Mateo noted that the chances of finding a viable prospect in mineral-rich Philippines may be slightly better, at one mine being developed for every 1,000 to 5,000 prospects.

The third missing element in present discussions on mining, Mateo said, was the recognition of the economic effects of spending.

In Canatuan, Mateo said, TVI invested P2.8 billion in capital expenditures to prepare and build the project and another P10.1 billion for operations.

“Adding the injection into the economy from pre-Canatuan exploration spending plus Canatuan’s capital and operating expenditures, plus taxation and equivalent taxation,  all the above would make for a total injection of money into powering the Philippine economy of P14.64 billion, or about $340 million, or a full cycle injection of P17.24 billion, or $400 million,” he said.

He further noted that the debate on taxation had centered only on the excise tax and the proposal to increase it.
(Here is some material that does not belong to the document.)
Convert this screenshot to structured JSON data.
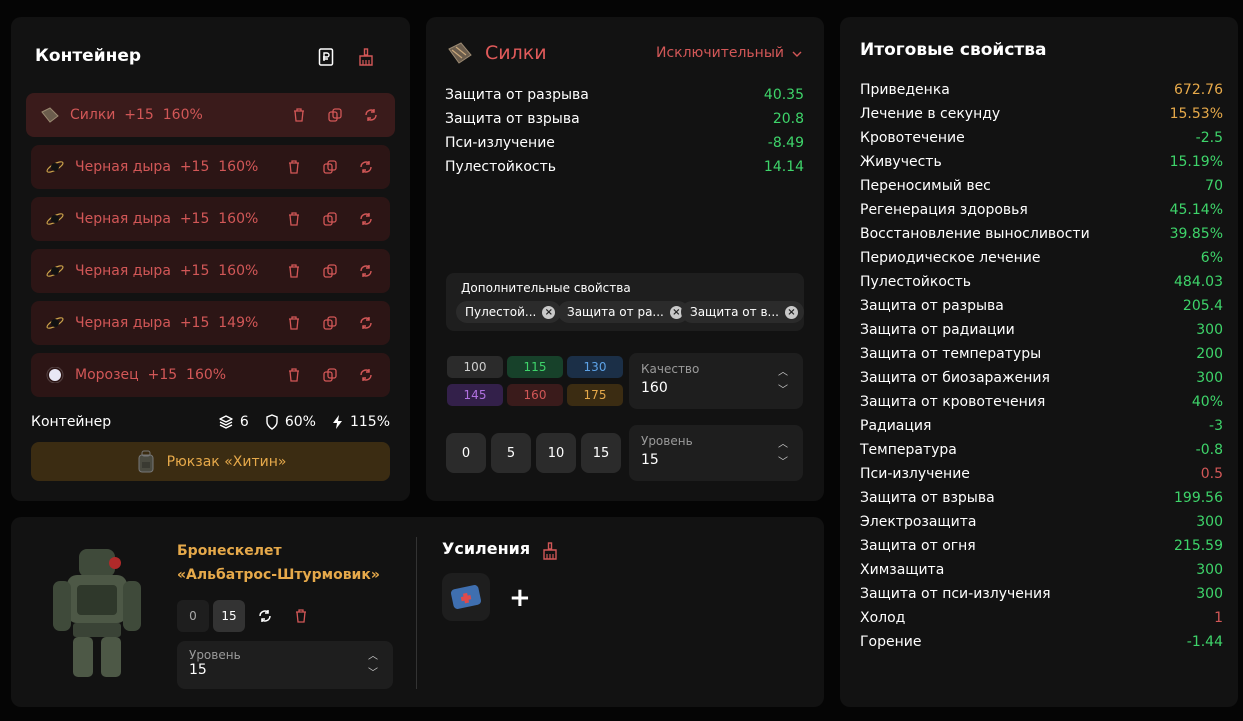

In practice, he said, there were other taxes paid by operating mining companies. These include corporate income tax, customs duties, fringe benefits tax, tax on royalty to surface owners, documentary stamp taxes, excise tax, business tax, real property tax, occupation fees and others, withholding tax on compensation, withholding tax on fees and interest payments, and withholding tax on contractors and suppliers.

Added to these, he said, were the mandatory additional contributions to the public sector, including royalties to indigenous peoples (1 to 2 percent of gross revenue) and Social Development and Management Plan (1.5 percent of all operating expenses).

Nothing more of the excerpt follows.